Da mesma maneira, a questão do êxito passou a dominar a ciência e a prova da teoria passou a
ser uma prova “prática” ou “técnica” – ou funciona ou não. A racionalidade técnico-científica
formula hipóteses para organizar experimentos e, em seguida, emprega esses experimentos para
verificar suas hipóteses, fazendo dos processos naturais algo sempre passível de se tornar uma
realidade fabricada e controlada pelo homem. A natureza é construída mediante o
comportamento dos fenômenos durante o experimento e de acordo com as funções matemáticas
que o homem é capaz de traduzir tecnicamente em realidade operativa. A ciência moderna põe e
dispõe do objeto em um conjunto de operações causais e processamentos repetíveis em
condições artificiais controladas: o experimento.
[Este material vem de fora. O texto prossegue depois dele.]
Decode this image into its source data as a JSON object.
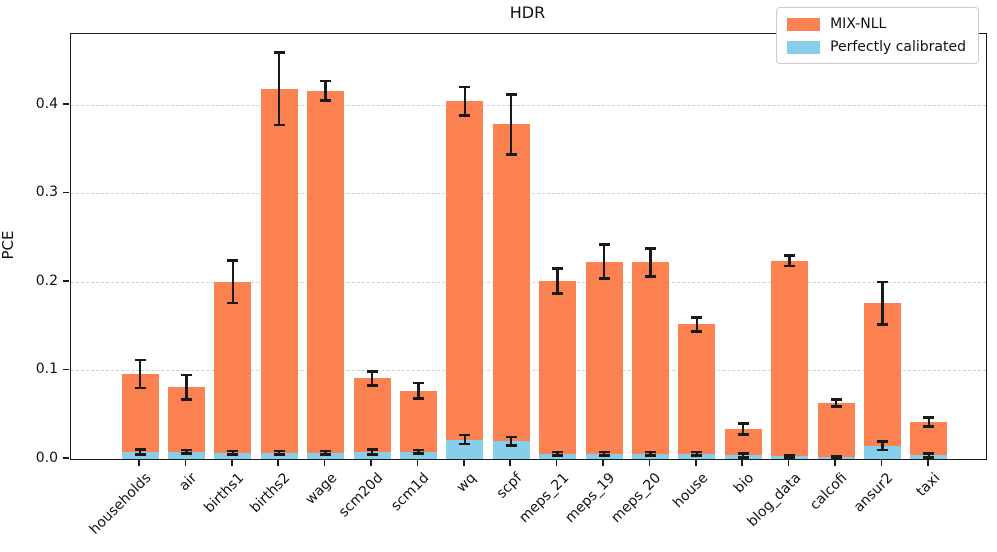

Portanto, se, com a dissolução dos parâmetros
usuais de juízo e compreensão (provenientes da tradição, da religião e da autoridade), o homem
moderno perdeu toda garantia de conhecimento da verdade como algo dado e revelado, ele
passou a apostar na possibilidade de conhecer o que ele próprio faz, enfim, conhecer a forma
como os objetos afetam o seu aparato racional de estruturação imanente da realidade e os seus
instrumentos tecnológicos de matematização e controle experimental.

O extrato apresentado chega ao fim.